Lindy styles catch lots of fish. Plain hook for me. Tried every color and bead(with an exception of some owner #4 hooks that have a glow bead attached to the shank) and plain does the ticket for me. THE KEY is go with a heavy weight. You want to be able to cast it out and immediately drop to bottom and hold, and hope you didn’t fall into a snag or rock crevice. Once the rig starts drifting down that’s when it finds itself into a snag. Make sure to not cast it out perpendicular to shore, to much drag on line, ill walk up to a point where my line when casted to the spot I want will be somewhere around 30-40degrees.
Ive found myself going with 2oz disc weights, and they hold really well. I will bring two rods, one for pitching and the other for livebait( which is beefier).
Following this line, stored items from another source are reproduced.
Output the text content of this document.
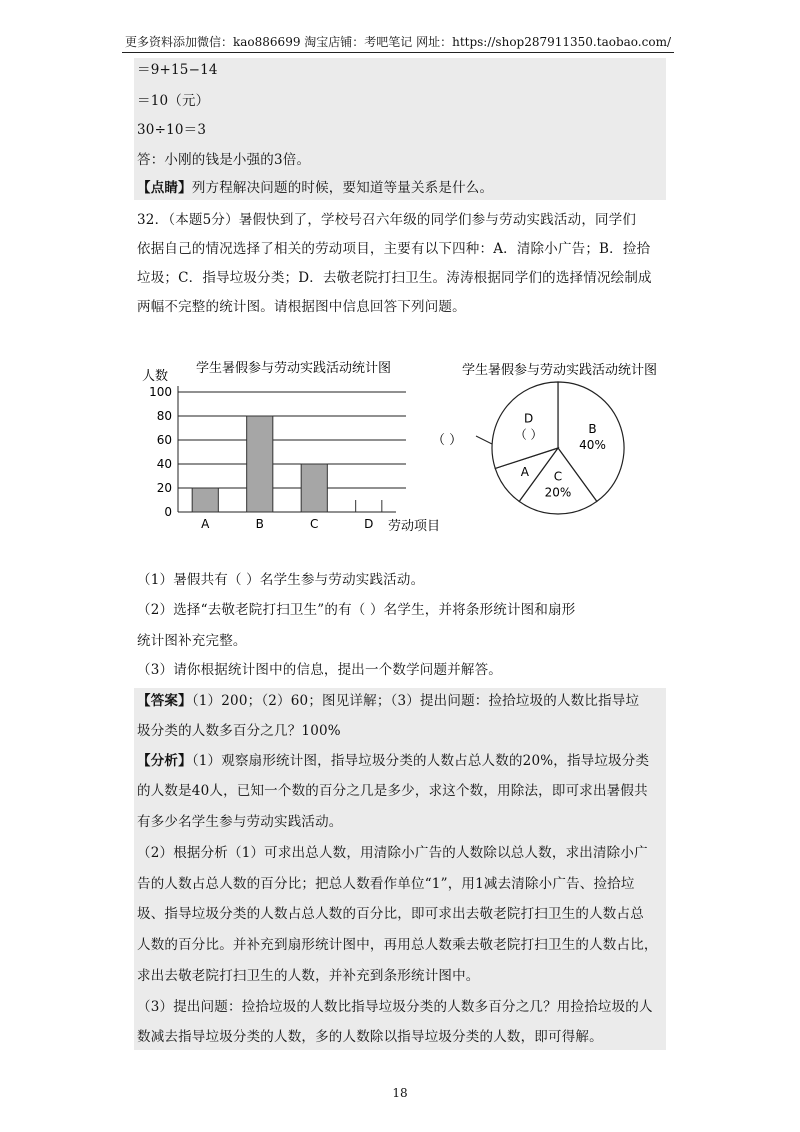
更多资料添加微信：kao886699 淘宝店铺：考吧笔记 网址：https://shop287911350.taobao.com/
＝9+15−14
＝10（元）
30÷10＝3
答：小刚的钱是小强的3倍。
【点睛】列方程解决问题的时候，要知道等量关系是什么。
32．（本题5分）暑假快到了，学校号召六年级的同学们参与劳动实践活动，同学们
依据自己的情况选择了相关的劳动项目，主要有以下四种：A．清除小广告；B．捡拾
垃圾；C．指导垃圾分类；D．去敬老院打扫卫生。涛涛根据同学们的选择情况绘制成
两幅不完整的统计图。请根据图中信息回答下列问题。
学生暑假参与劳动实践活动统计图
人数
劳动项目
0
20
40
60
80
100
A	B	C	D
学生暑假参与劳动实践活动统计图
（ ）
B
40%
C
20%
A
D
（ ）
（1）暑假共有（ ）名学生参与劳动实践活动。
（2）选择“去敬老院打扫卫生”的有（ ）名学生，并将条形统计图和扇形
统计图补充完整。
（3）请你根据统计图中的信息，提出一个数学问题并解答。
【答案】（1）200；（2）60；图见详解；（3）提出问题：捡拾垃圾的人数比指导垃
圾分类的人数多百分之几？100%
【分析】（1）观察扇形统计图，指导垃圾分类的人数占总人数的20%，指导垃圾分类
的人数是40人，已知一个数的百分之几是多少，求这个数，用除法，即可求出暑假共
有多少名学生参与劳动实践活动。
（2）根据分析（1）可求出总人数，用清除小广告的人数除以总人数，求出清除小广
告的人数占总人数的百分比；把总人数看作单位“1”，用1减去清除小广告、捡拾垃
圾、指导垃圾分类的人数占总人数的百分比，即可求出去敬老院打扫卫生的人数占总
人数的百分比。并补充到扇形统计图中，再用总人数乘去敬老院打扫卫生的人数占比，
求出去敬老院打扫卫生的人数，并补充到条形统计图中。
（3）提出问题：捡拾垃圾的人数比指导垃圾分类的人数多百分之几？用捡拾垃圾的人
数减去指导垃圾分类的人数，多的人数除以指导垃圾分类的人数，即可得解。
18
Also if you are pitching and snag up or want to switch up things you can immediately cast out livebait rig while tying up new one. Wasting no time without something in the water. But as far as weights I typically buy bulk sale stuff online or in store and stock up. Pyramid, bell, disc, even the egg, the style seems to be less important than the size of weight.
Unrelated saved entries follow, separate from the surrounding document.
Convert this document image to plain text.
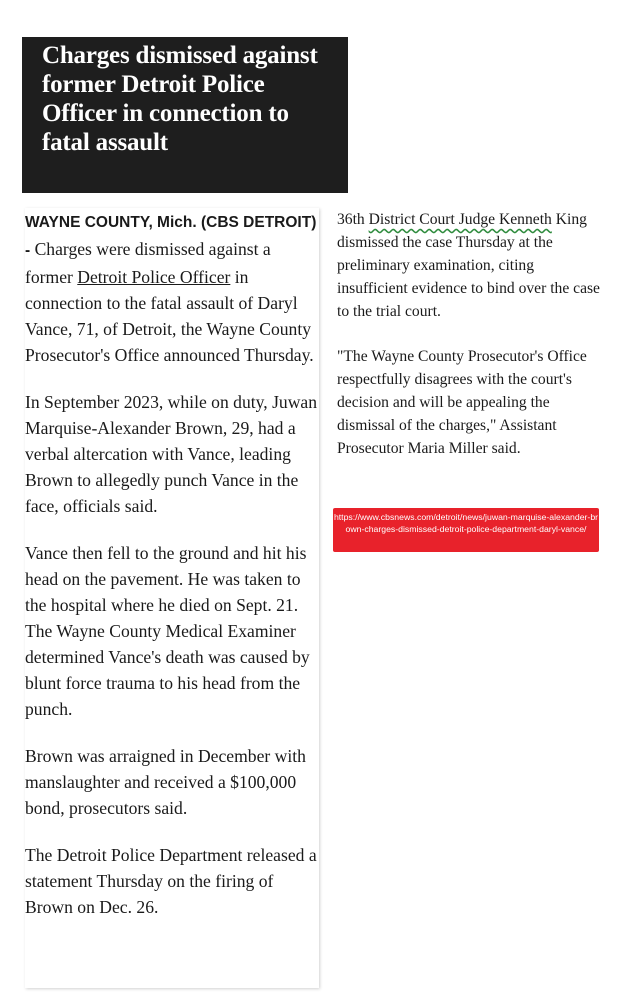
Charges dismissed against former Detroit Police Officer in connection to fatal assault

WAYNE COUNTY, Mich. (CBS DETROIT) - Charges were dismissed against a former Detroit Police Officer in connection to the fatal assault of Daryl Vance, 71, of Detroit, the Wayne County Prosecutor's Office announced Thursday.

In September 2023, while on duty, Juwan Marquise-Alexander Brown, 29, had a verbal altercation with Vance, leading Brown to allegedly punch Vance in the face, officials said.

Vance then fell to the ground and hit his head on the pavement. He was taken to the hospital where he died on Sept. 21.

The Wayne County Medical Examiner determined Vance's death was caused by blunt force trauma to his head from the punch.

Brown was arraigned in December with manslaughter and received a $100,000 bond, prosecutors said.

The Detroit Police Department released a statement Thursday on the firing of Brown on Dec. 26.

36th District Court Judge Kenneth King dismissed the case Thursday at the preliminary examination, citing insufficient evidence to bind over the case to the trial court.

"The Wayne County Prosecutor's Office respectfully disagrees with the court's decision and will be appealing the dismissal of the charges," Assistant Prosecutor Maria Miller said.

https://www.cbsnews.com/detroit/news/juwan-marquise-alexander-brown-charges-dismissed-detroit-police-department-daryl-vance/
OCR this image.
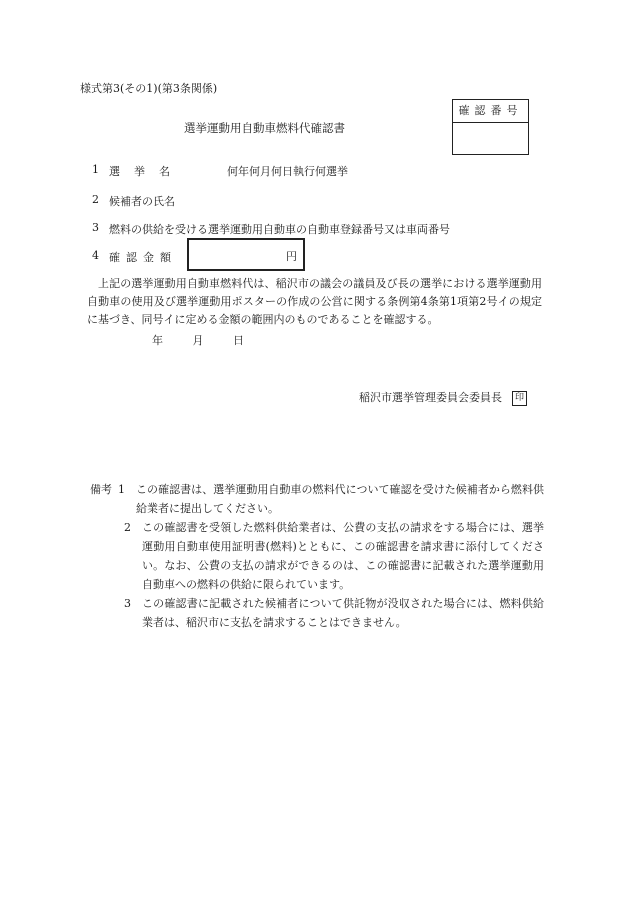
様式第3(その1)(第3条関係)
選挙運動用自動車燃料代確認書
確認番号
1 選挙名	何年何月何日執行何選挙
2 候補者の氏名
3 燃料の供給を受ける選挙運動用自動車の自動車登録番号又は車両番号
4 確認金額	円
上記の選挙運動用自動車燃料代は、稲沢市の議会の議員及び長の選挙における選挙運動用自動車の使用及び選挙運動用ポスターの作成の公営に関する条例第4条第1項第2号イの規定に基づき、同号イに定める金額の範囲内のものであることを確認する。
年	月	日
稲沢市選挙管理委員会委員長 印
備考 1	この確認書は、選挙運動用自動車の燃料代について確認を受けた候補者から燃料供給業者に提出してください。
2	この確認書を受領した燃料供給業者は、公費の支払の請求をする場合には、選挙運動用自動車使用証明書(燃料)とともに、この確認書を請求書に添付してください。なお、公費の支払の請求ができるのは、この確認書に記載された選挙運動用自動車への燃料の供給に限られています。
3	この確認書に記載された候補者について供託物が没収された場合には、燃料供給業者は、稲沢市に支払を請求することはできません。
Minnows are key when the water is clearer for myself, not so much the water temp, but once clarity starts turning poor, plastics can shine. Ill get usually two kinds of minnows, fatheads and a half dozen of something, shiners/suckers. I like big bait bc you simply don’t know whatll be on the other end. Got my first, and only, flathead on a shiner over northside Mpls.
Last is when reeling in such a heavy weight, just because you started to reel in doesn’t mean you are free and clear, the heaviness of the weight will get caught up on the way in, if not reeled fast enough. I have this one cat spot, where the shelf of the shoreline drops off about 15 yds out and they sit right beyond(and in) all the snags and rocks, and you got to cast it beyond. Its a biiatch to burn the reel in, especially with my daughter, but I switched to a baitcaster with a 7.2:1 ratio for that rod now and she handles it much better now. Something to think about. Initially I was going to give up on that spot bc every other set came snagged and lost, but just had to figure it out.